Though Atwood’s highly significant and never scant writing could be perceived as “preachy” in any other pretense, her first-person perspective keeps it from feeling so. Offred’s perspective of her own tortured existence—and an often achingly confused perspective at that—gives the reader a sense of honesty rather than sermonizing, transparency rather than pious morality.
Offred’s prayer within the pages of this book zooms out to the spiritual scope of the entire story, with its honest pleas for the ability to believe, to understand. As she prays to the God that the people of Gilead have perverted and attempted to control and credit as the purpose of all their evil, her struggle to know what is true is evidenced and you find yourself aching to reach out to her, shout through the pages that she is not alone, she is not wrong, and lies and truth are easily confused when you can stamp the name of God on either and call it His.
And this is exactly the brand of suffering that makes Offred a spectacular heroine: her brazen lack of heroics. She is relatable in her paralyzing fear and her nearly perfect (but not entirely undistracted) obedience. Offred is Every Woman. Her few small acts of rebellion are easily quieted by fear and she is humanized by this lack of fearless wildness. But, nonetheless, she remains a hero in her mere survival and refusal to give herself entirely over to this broken and dying society. She remains a hero by controlling what tiny aspect of her sexuality she can, and we realize that our control over our own bodies, our own sexuality, is our very most human power and treasure.

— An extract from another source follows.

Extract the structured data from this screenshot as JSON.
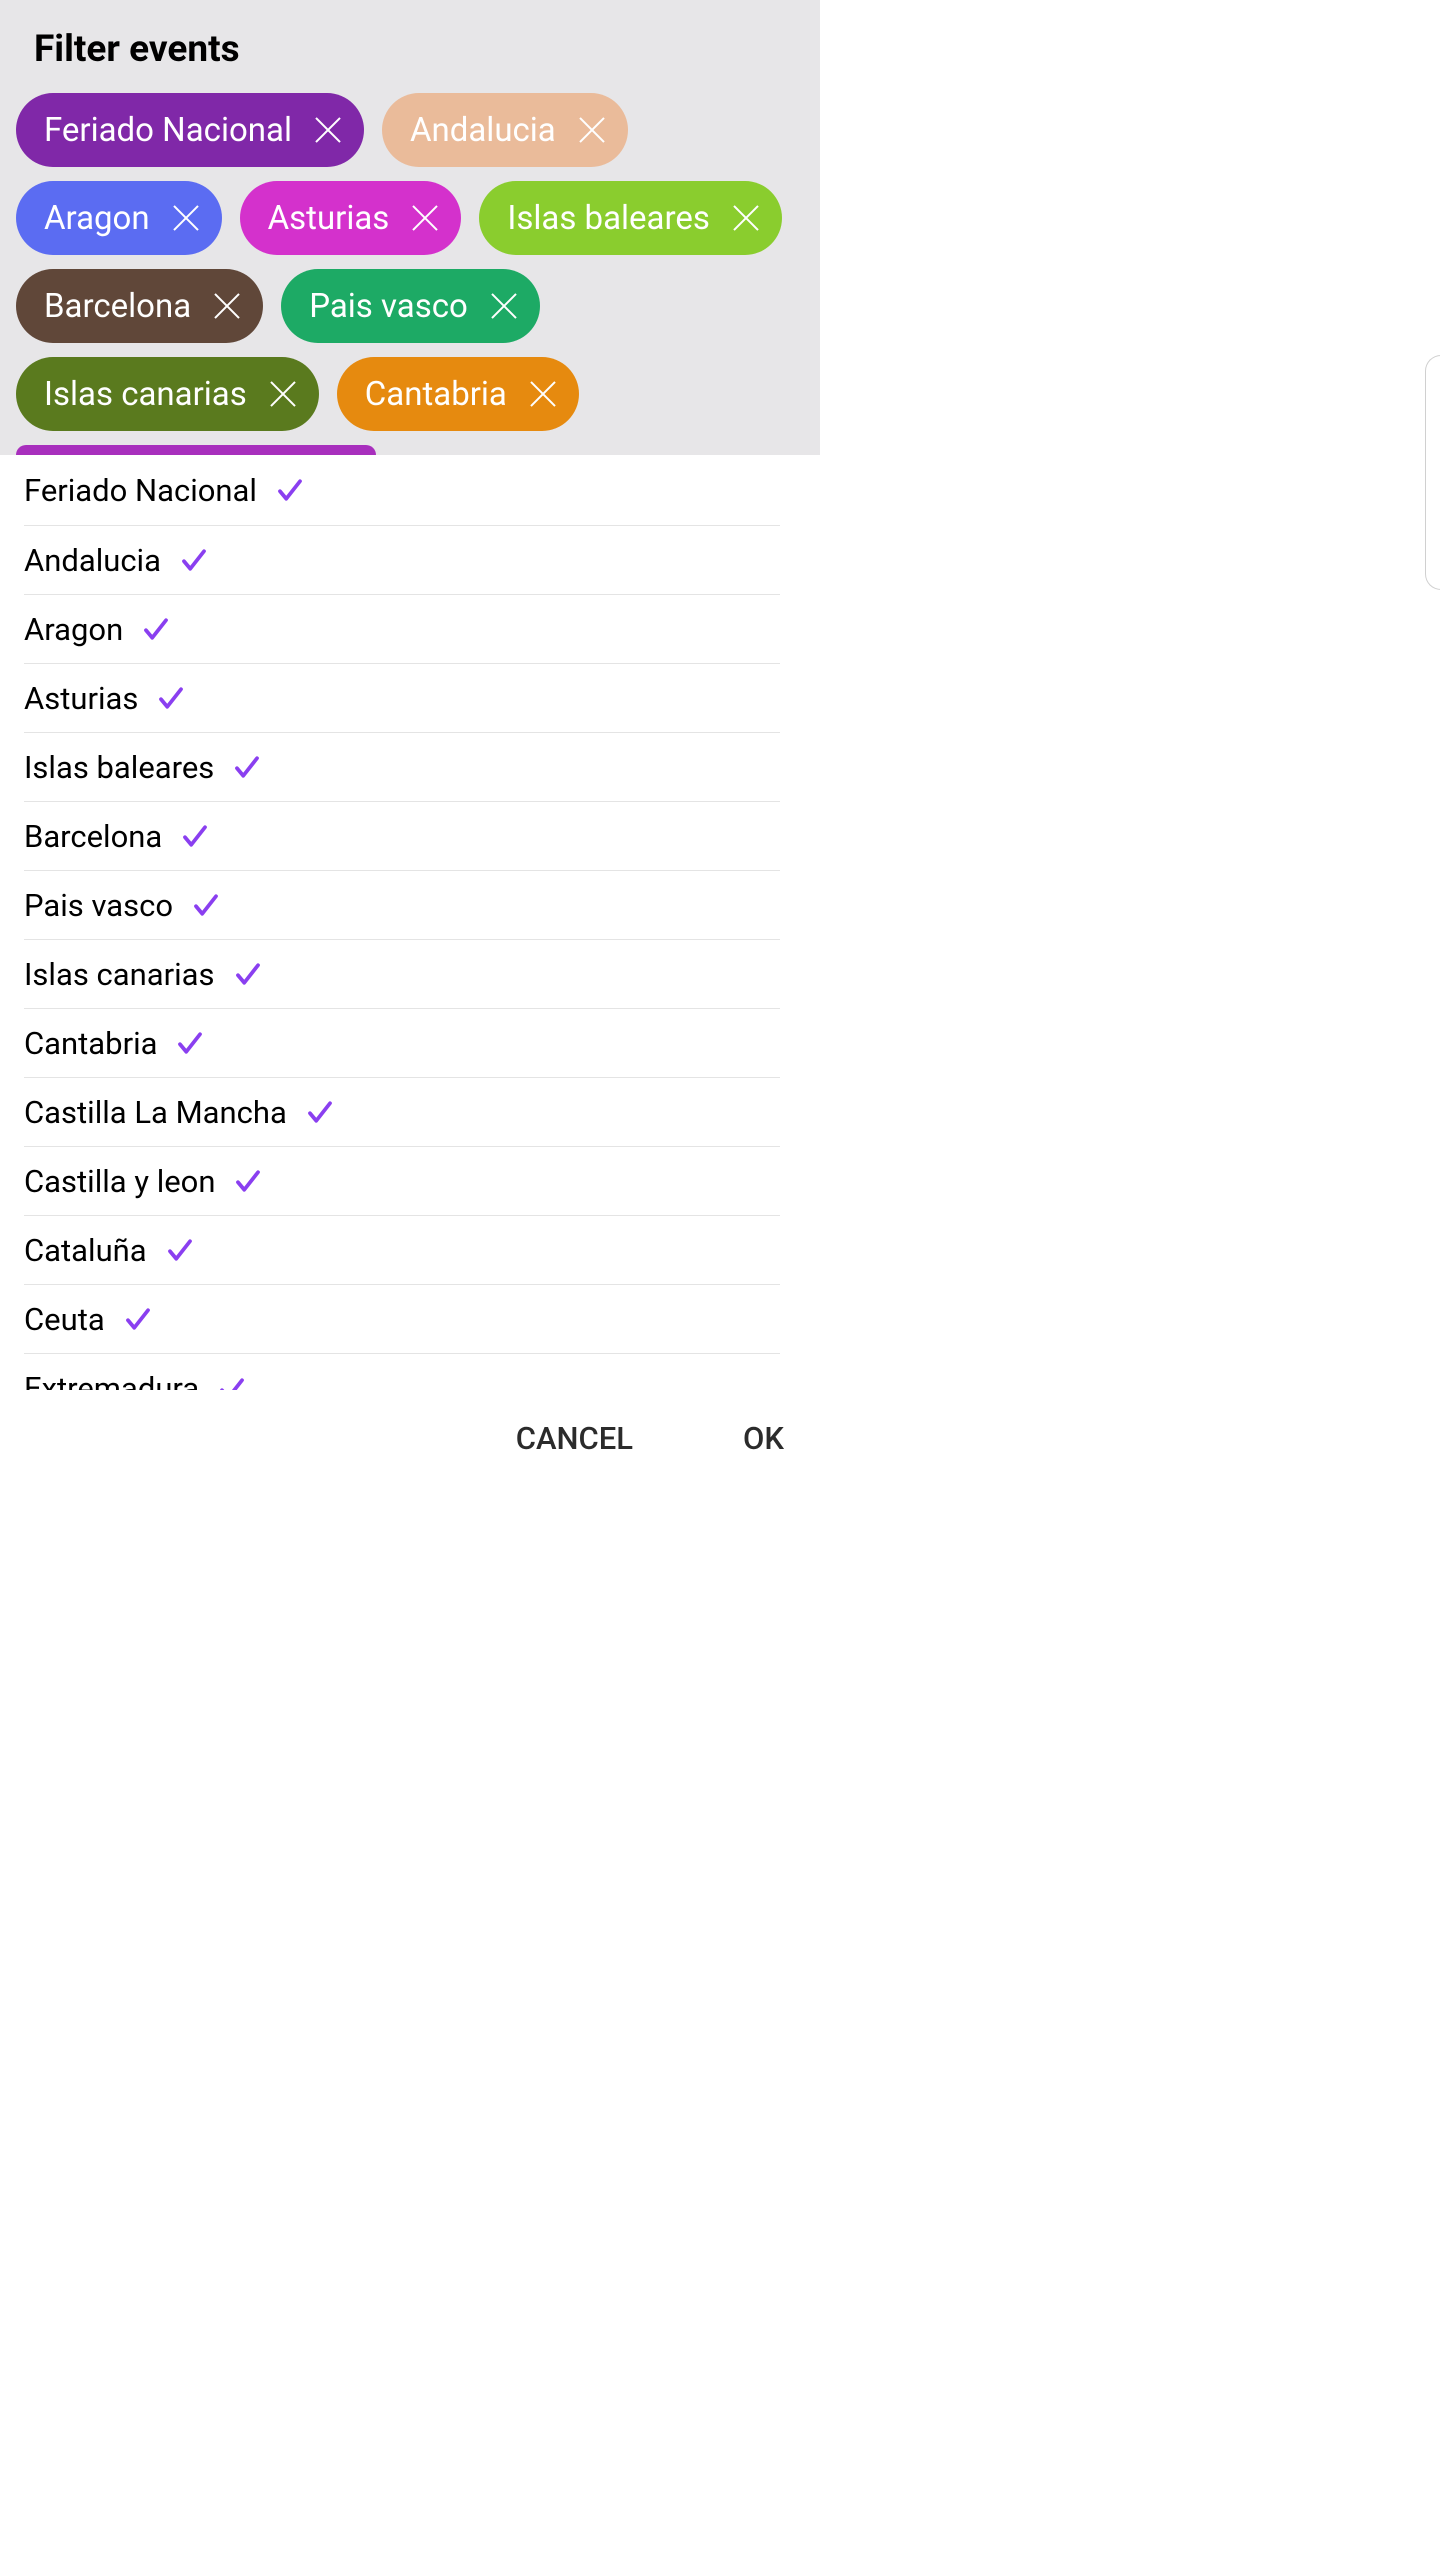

Yet Offred—as well as the rest of America’s womankind—are stripped of that control, that freedom, that power. And when you read this story, you will become so immersed that you will feel as though you have lost it as well. This often hard to stomach fiction is precisely that way because of the certainty and finality with which Atwood weaves the story. It is cautionary only because, while amidst the characters and their utopian Gilead, you feel as though you are suffocating alongside the handmaids. You feel as though you must escape. You feel as though reading this haunting narrative is somehow disrespectful to the women and men of the story, but that not reading it is choosing to turn a blind eye and therefore a condoning eye to the parallel suffering within reality. Atwood is telling an important story, no matter that it is fictional. Any reader knows that sometimes the most important stories are the fictional ones. As you find yourself among the pages you, like Offred, will begin to “feel like the word shatter.”
Amidst all this painfulness are small glimpses of the gorgeousness of life. When you begin to feel most burdened by the story, Atwood offers you a small look at the beauty that makes this world one worth living in. Offred herself knows that a human can’t survive without some hope, which in this book, typically takes the shape of flowers and old love. So, if it all feels too daunting, have hope that Offred “tried to put some of the good things in as well. Flowers, for instance, because where would we be without them?”
If you aren’t a heavy reader but you try to ingest a few books every year, let this be the next one you pick up. If you find yourself devouring stories often, stop what you are doing and read this now. And if you can’t be made to read for anything, download Hulu and watch their quite accurate version of the story. But whatever you do, consume it. The only way to stop the evil contained in these pages from seeping out is to see how precariously we balance above it. Because, as Offred says herself, “freedom, like everything else, is relative.”